A trajetória de uma ideia foda


 

Já aconteceu mil vezes.

Uma ideia foda te atinge como um raio. Você nunca espera quando. Pode ser lendo, quando está quase dormindo, no meio do almoço, na correria do trabalho, dentro da banheira com shampoo no cabelo. Ela não está nem aí, vai entrando na sua mente como aquele conhecido espaçoso que sem cerimônia chega na sua casa, arranca os sapatos e já vai abrindo a geladeira. Invariavelmente a ideia foda escolhe invadir a sua cuca quando você está na mesa do bar com os comparsas. E sempre alguém diz ela, a mesma frase: “alguém devia escrever isso”.

Depois você desaba na cama, sonha e ronca, o Sol nasce de novo, a sobriedade dá as caras e o mundo real bate na porta.

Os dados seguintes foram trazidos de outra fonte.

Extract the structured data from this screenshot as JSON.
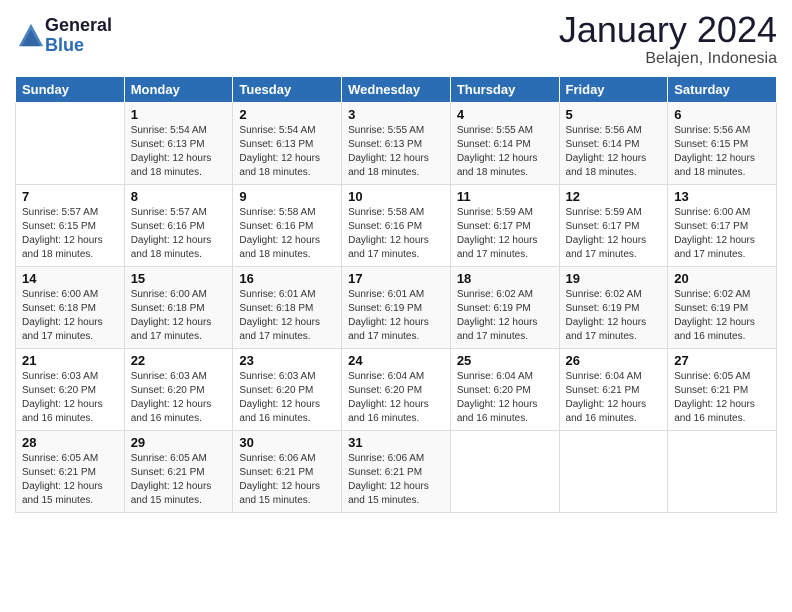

As prioridades, a correria, a carreira, renovar o RG, a família, o PlayStation. Muita coisa entra na frente da ideia foda, que parece agora um sonho distante. E ela se arrasta para sabe-se lá qual cemitério cósmico as ideias inacabadas vão para morrer.

Não no caso de um escritor. A ideia foda continua sendo aquele conhecido espaçoso, e agora se aloja de cuecas vendo TV e tomando cerveja no sofá da sua mente se recusando a ir embora. É terrível ter a ideia foda de um texto e não colocá-la no papel. Pode ser preciso fazer outras coisas antes, ir para trampo e resolver os rolos da dita vida real, mas a ideia foda continua martelando como uma espécie de constipação mental que só se alivia quando é escrita. E aí você escreve, pelo menos uma premissa ou sinopse.

Até aqui foi a parte fácil.

Não acho que exista uma diferença de “talento” ou “sensibilidade” entre um escritor e qualquer outra pessoa. Todo mundo tem incontáveis ideias fodas de histórias na cabeça, a única diferença para um escritor é que esse se dá ao trabalho de fisicamente escrevê-las. E escrever demora. E escrever é um saco. Porque assim que a ideia foda vai pro papel ela não parece mais tão foda. Você se sente uma criança de jardim da infância tentando copiar com giz de cera o teto da Capela Sistina. Todas as suas limitações aparecem cristalinas no papel quando você tenta realizar o idealizado, o tom não está certo, você não conhece o tanto que achava do assunto. Você fracassa miseravelmente.

E aí você dá alguns dias, com a ideia foda ainda morgando no seu sofá mental – junto de outras ainda que foram se esparramando na caruda! – até que você decide tentar se digladiar com aquele primeiro texto de novo. Você reescreve, e ainda está longe de ser a Capela Sistina, mas, vá lá, consegue fazer com que o que era uma bosta fique pelo menos medíocre. E reescreve de novo, falhando toda vez, mas escrever é mesmo nunca vencer e chegar na ideia foda, mas tentar falhar o mínimo possível.

Até que você consegue que o texto fique aceitável, ou até achando bom o resultado. Com alguma sorte, atinge 70% do quociente de fodice da ideia original. Você passa para alguns leitores beta em quem confia. Eles dão sugestões de mudanças, que você pode acatar ou não. Quando as pessoas falam PORQUE gostaram ou não de um texto elas quase sempre erram feio, mas quando falam SE gostaram elas estão sempre certas. É como uma macarronada, você pode discutir a textura do molho de tomate e a estética do queijo ralado o quanto quiser, o que é indiscutível é se você quer repetir a pratada ou parar no meio.

E aí você publica, pode ser livro impresso ou conto no blog, o que importa é que mais gente leia, gente que você não conhece, gente que não está nem aí para os seus sentimentos e só quer saber se a sua macarronada é boa. E quando escuta dos leitores de volta, você percebe que um trecho do texto que você achou que ficou fraco e arrastado é o favorito de alguém. Que passa batido pelas pessoas a genialidade das passagens pelas quais você se considerava secretamente o novo Hemingway. E se você pensava que era pai ou mãe da ideia foda, percebe que foi ela que te usou de trampolim desde o começo para infectar mais gente. Agora a cria não é mais sua. Agora cada um interpreta ela do jeito que quer, e não do jeito “certo” que você pensou. E tudo bem. Agora ela está viva.

E daí acontece de novo, como mil outras vezes.

Uma ideia foda te atinge como um raio.